Besides, in our study, no relationship between this SNV and anthropometric data was detected. However, showing the complexity of the possible associations, Wehr et al. (35) detected a relationship with waist circumference. The underlying mechanisms of this association are unknown so far but deserve further investigations. Finally, despite the greater vitamin D deficiency in women carrying the G allele, no influence on the serum markers of bone remodeling was observed. This may be due to other genital and environmental factors not determined in our study that may be involved at the bone level in these patients (36).
Several limitations should be considered when evaluating our findings. Firstly, the study has been designed in Caucasian postmenopausal obese subjects, so the data are not generalizable to the entire population. Secondly, we could not prove a causal relationship due to the cross-sectional study design. Thirdly, due to the small size of G allele carriers, the results of genetic analyses should be interpreted with caution. Finally, circulating levels of DBP have not been determined, in order to study the effect of this genetic variant on its levels and potential interactions.

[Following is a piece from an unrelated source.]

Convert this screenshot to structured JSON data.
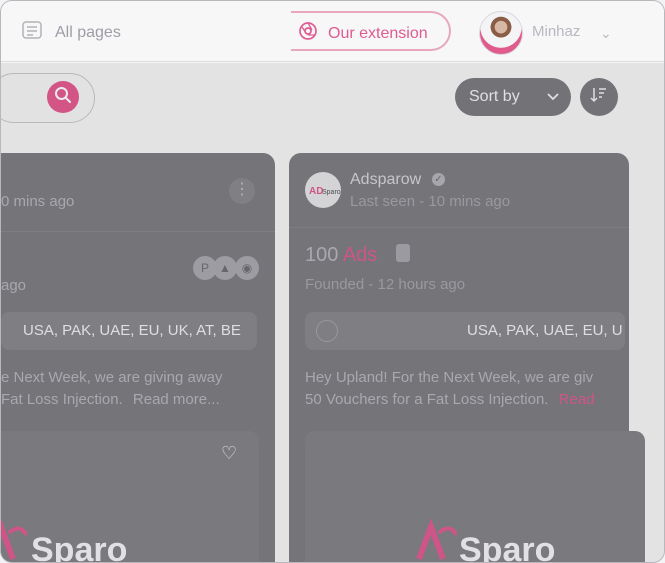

In conclusion, a common genetic variant of rs2282679 (GC) was associated with 25-hydroxyvitamin D levels in Caucasian postmenopausal females. Additionally, negative associations among G allele and insulin resistance, hypertriglyceridemia, deficiency of 25-hydroxyvitamin D levels and metabolic syndrome were present in this population. Considering that postmenopausal women are prone to having a high risk of MS and 25-hydroxyvitamin D deficit, further large prospective cohort studies are required to confirm this association, especially because the G allele carriers have a higher metabolic risk and would also need more intensive treatment for their obesity, comorbidities and potential 25-hydroxyvitamin D deficiency.